Sands has argued that the results are not valid because officers often don't know the race of the suspect when they decide to pull over a car. That may or may not be true. But our study looked not just at motor vehicle stops but at pedestrian stops as well, which also showed racial disparities. We also found that, once people were stopped, officers were more likely to frisk, search or arrest African Americans and Latinos than whites. At the point of making these decisions, officers can certainly see the apparent race of the suspects.

It is particularly telling that neither Bratton nor Sands responded to the evidence that the frisks and searches of minorities systematically produced less evidence of crime than the frisks and searches of whites. It is implausible that higher frisk and search rates are justified by higher minority criminality, when these frisks and searches are substantially less likely to uncover weapons, drugs or other types of contraband. Independent of racial disparity, it is a sign of ineffective policing to have officers engage in such a large number of fruitless searches.

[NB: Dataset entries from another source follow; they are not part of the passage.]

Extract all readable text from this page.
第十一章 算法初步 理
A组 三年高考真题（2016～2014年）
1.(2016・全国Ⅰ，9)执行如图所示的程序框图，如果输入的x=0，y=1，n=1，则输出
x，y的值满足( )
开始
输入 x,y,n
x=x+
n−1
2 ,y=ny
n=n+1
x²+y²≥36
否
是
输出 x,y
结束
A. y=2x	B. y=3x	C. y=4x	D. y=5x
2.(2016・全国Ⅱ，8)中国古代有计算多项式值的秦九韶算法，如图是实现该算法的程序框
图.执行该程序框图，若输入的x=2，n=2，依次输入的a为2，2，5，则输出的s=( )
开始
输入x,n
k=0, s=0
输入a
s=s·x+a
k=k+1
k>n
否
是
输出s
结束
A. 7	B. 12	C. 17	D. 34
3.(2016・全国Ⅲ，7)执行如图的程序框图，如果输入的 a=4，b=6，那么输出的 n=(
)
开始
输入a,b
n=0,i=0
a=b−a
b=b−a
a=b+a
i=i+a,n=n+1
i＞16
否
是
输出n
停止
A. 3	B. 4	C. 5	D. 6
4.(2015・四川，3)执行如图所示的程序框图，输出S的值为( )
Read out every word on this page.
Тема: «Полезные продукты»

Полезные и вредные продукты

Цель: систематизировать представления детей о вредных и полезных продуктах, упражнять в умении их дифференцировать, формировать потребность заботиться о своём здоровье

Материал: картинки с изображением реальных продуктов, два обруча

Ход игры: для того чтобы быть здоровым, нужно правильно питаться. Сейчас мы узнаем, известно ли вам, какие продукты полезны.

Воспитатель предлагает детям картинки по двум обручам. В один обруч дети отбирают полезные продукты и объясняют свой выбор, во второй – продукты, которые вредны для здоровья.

Sands charges that I cannot use data to "prove what 9,700 individual officers are thinking when they make traffic stops." But if he thinks that is what I tried to do, he seriously misreads the report. I never suggested that the data show what an officer might be thinking, and I was careful not to attribute the disparities to conscious discrimination on the part of individual officers.

What the report finds is that there are statistically significant racial disparities in a variety of police behaviors that are not explained by legitimate police concerns such as the local crime rate -- or, in the cases of frisks and searches, the likelihood of actually uncovering contraband.

My inability to probe the minds of officers does not make my results less important. The report shows that people of color in Los Angeles experience harsher treatment by police that doesn't appear to be justified by any legitimate law enforcement concerns. The LAPD can't just deny that racism is involved and let the matter rest; it should take steps to address that inequality.

So what does this all mean? The LAPD should be more open to evidence-based policing. Bratton, with good reason, extols data-driven policing when it comes to detecting emerging patterns of crime. The department already has an early warning system to identify officers with troubling patterns of uses of force or civilian complaints, but that system doesn't address racial disparities, even though the data to do so are available. The department must be as open to the same kinds of statistical analysis when it comes to tests of racial disparity.